Wow, that's so amazing to hear. For me, coming from a clinical psychology background, I think I'm going to encourage more supervisees to seek their own therapy and to normalize that we are all human. We are not immune. Even if we don't think we have any big experiences or history to talk about, just being human in the society and roles we play, we're always going to have something that could be worked through.
Yes, even if we don't know it's there. I learned so much about countertransference, which involves my own responses to being in the therapy room. Being able to distinguish between what was the client's and what was my own history was crucial. For example, I may have a response to something the client says, which could be useful information about how that client responds in other relationships. However, sometimes my response is triggered by my own history. If I wasn't aware of that, it could interfere with the session, leading to a reenactment of my history and theirs, which isn't effective. Recognizing my part, parking it, and reflecting on it later, often in my own therapy, was essential.
Self-reflection and supervision play big roles in that. I had a supervisor who helped me differentiate whether an issue was for supervision or for therapy. Knowing you're in therapy is valuable because your supervisor can guide you on which space to address certain issues. Discussing personal impacts in supervision is still valuable, even if it's more appropriately dealt with in personal therapy. Initially, we don't always know if countertransference is coming from the client or our own experience. A good supervisor helps navigate this.
Good supervision doesn't replace doing your own therapy but it supports the process. I'm curious about key takeaways for our listeners today.
I hope this discussion normalizes therapy for therapists. As experienced therapists and supervisors, sharing our own experiences can normalize how helpful therapy is, both personally and professionally. Even if it's not openly discussed among peers, knowing it happens is important. I'd love a broader discussion on this because many therapists do seek therapy themselves.
It's also important to acknowledge the position of privilege. There are significant financial implications, especially during internships when funding is limited. I don't want people to feel pressured to start therapy immediately. It took me a few years after being registered before I started my own therapy. I wish I'd done it sooner, but financially, I couldn't have. It's important to choose a therapist who aligns with your preferred modality to make the most of the opportunity, not only for personal exploration but also to learn from their style and interventions.
If you're in an employment situation and worried about financial constraints, consider an Employee Assistance Program (EAP). Most organizations have them. EAP is provided for free, usually offering five sessions with a psychologist or a trained therapist counselor. I really encourage that. We've talked about some great things today, Claire. We've really covered and encouraged our listeners to think about the process and benefits of putting yourself in the client chair, what it's like to seek therapy yourself, some of the ways to go about it, and the benefits of doing it. We definitely encourage people to consider therapy, understand its benefits, and know that it's okay to be human and need to do this work ourselves.

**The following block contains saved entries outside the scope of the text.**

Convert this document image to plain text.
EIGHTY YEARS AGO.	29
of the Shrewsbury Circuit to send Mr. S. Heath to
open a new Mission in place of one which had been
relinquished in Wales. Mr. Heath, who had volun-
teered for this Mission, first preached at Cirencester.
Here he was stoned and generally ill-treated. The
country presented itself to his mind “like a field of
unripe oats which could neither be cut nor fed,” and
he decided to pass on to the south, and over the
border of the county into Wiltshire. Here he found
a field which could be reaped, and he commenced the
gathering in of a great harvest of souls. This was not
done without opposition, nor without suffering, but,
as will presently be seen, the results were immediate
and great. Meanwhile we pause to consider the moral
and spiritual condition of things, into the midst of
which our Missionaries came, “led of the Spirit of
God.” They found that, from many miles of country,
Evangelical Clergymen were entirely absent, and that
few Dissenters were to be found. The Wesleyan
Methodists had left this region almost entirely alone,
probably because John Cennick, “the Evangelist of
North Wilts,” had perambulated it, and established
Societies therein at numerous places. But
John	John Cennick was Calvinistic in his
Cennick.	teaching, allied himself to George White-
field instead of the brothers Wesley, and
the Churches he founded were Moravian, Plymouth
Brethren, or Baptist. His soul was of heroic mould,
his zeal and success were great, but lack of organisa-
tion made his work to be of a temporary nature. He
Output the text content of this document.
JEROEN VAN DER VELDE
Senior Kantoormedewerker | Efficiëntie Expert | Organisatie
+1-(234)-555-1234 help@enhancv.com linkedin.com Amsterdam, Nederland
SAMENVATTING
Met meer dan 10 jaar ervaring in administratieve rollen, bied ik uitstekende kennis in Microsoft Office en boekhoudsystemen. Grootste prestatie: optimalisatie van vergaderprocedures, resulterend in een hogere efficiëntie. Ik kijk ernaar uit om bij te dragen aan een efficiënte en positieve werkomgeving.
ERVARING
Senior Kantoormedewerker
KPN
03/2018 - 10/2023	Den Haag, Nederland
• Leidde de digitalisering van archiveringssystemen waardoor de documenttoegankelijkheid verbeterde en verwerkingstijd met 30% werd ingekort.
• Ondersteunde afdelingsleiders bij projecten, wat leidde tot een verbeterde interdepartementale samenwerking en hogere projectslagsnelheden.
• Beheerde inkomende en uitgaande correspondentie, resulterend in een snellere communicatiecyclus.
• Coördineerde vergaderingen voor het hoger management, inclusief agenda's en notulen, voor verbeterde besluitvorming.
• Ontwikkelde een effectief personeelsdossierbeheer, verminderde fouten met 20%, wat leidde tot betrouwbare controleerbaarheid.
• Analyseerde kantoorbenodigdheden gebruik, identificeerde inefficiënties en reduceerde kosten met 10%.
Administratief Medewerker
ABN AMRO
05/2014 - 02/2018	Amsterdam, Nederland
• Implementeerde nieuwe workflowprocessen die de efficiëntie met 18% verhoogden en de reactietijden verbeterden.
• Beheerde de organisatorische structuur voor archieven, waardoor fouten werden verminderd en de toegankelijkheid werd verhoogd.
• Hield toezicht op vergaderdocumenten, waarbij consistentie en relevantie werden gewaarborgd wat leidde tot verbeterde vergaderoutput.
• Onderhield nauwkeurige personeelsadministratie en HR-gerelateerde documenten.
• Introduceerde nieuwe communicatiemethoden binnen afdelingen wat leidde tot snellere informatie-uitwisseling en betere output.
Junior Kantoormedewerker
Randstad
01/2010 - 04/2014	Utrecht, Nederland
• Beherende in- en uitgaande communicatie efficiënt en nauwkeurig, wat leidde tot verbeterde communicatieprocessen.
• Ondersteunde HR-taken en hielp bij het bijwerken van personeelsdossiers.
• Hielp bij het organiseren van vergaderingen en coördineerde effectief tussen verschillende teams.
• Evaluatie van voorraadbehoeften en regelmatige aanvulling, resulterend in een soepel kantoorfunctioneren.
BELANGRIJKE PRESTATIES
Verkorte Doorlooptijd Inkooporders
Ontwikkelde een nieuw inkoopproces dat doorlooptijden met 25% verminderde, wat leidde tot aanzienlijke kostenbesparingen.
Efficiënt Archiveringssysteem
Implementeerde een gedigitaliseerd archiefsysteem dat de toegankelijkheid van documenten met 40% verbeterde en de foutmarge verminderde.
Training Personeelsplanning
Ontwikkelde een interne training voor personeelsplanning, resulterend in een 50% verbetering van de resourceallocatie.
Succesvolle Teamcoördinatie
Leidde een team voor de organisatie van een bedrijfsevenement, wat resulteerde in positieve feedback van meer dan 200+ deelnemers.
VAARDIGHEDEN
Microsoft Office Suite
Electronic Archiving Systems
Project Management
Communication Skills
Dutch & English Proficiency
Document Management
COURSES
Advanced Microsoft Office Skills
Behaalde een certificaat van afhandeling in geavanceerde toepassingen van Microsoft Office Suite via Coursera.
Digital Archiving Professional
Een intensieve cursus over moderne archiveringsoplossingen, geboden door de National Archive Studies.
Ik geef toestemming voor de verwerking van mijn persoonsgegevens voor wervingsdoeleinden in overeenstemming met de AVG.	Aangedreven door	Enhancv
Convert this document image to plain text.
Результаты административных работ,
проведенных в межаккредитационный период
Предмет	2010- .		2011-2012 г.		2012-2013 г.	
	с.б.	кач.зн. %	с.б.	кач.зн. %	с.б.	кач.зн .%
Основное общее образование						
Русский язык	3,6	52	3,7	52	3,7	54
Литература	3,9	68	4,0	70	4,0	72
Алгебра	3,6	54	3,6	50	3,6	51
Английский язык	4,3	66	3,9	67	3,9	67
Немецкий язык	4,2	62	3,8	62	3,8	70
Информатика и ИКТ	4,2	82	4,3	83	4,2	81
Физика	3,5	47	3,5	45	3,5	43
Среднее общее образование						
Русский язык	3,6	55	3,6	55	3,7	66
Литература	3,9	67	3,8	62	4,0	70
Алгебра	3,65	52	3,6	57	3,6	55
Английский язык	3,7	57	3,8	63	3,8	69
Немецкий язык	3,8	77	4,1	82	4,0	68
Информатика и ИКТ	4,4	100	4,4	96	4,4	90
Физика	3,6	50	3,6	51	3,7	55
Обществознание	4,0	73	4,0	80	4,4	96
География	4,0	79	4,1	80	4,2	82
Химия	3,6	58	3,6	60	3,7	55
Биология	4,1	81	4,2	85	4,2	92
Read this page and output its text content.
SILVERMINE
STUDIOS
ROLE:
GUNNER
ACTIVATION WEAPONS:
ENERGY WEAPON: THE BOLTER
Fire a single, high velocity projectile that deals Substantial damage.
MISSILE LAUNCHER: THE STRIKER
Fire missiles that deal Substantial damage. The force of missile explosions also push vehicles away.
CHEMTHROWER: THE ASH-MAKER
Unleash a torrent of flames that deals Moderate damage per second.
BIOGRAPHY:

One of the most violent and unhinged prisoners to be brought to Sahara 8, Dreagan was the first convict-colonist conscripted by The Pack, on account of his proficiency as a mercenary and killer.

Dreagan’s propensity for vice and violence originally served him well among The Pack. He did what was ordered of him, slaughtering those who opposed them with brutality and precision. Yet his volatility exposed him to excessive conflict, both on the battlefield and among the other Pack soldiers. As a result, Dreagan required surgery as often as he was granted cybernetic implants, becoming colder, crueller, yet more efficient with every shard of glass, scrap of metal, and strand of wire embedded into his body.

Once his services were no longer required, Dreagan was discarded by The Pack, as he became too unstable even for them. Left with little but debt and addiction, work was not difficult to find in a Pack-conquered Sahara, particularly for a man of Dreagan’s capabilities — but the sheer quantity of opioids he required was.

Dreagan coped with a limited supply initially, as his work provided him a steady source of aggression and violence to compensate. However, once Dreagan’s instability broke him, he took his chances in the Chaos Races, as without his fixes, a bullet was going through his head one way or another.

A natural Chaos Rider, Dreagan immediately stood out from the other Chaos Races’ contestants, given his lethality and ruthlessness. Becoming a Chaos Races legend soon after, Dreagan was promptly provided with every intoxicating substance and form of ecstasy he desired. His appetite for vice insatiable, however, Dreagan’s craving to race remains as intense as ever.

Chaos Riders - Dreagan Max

Yes, I think you've summed that up perfectly. We want to destigmatize having therapy, regardless of the reason we seek it. We owe it to ourselves to look after ourselves. Our clients get the best of us when we are in our best state.
Thank you, Claire. That's such a good point, and I think that's why we're doing this. We want to be the best therapists and humans we can be. To do that, we must be open to reflecting on all aspects of ourselves, not just the professional side.
All right, have a great week, and we'll see you all next time.
Yes, thank you, everybody. We'll see you soon. Bye.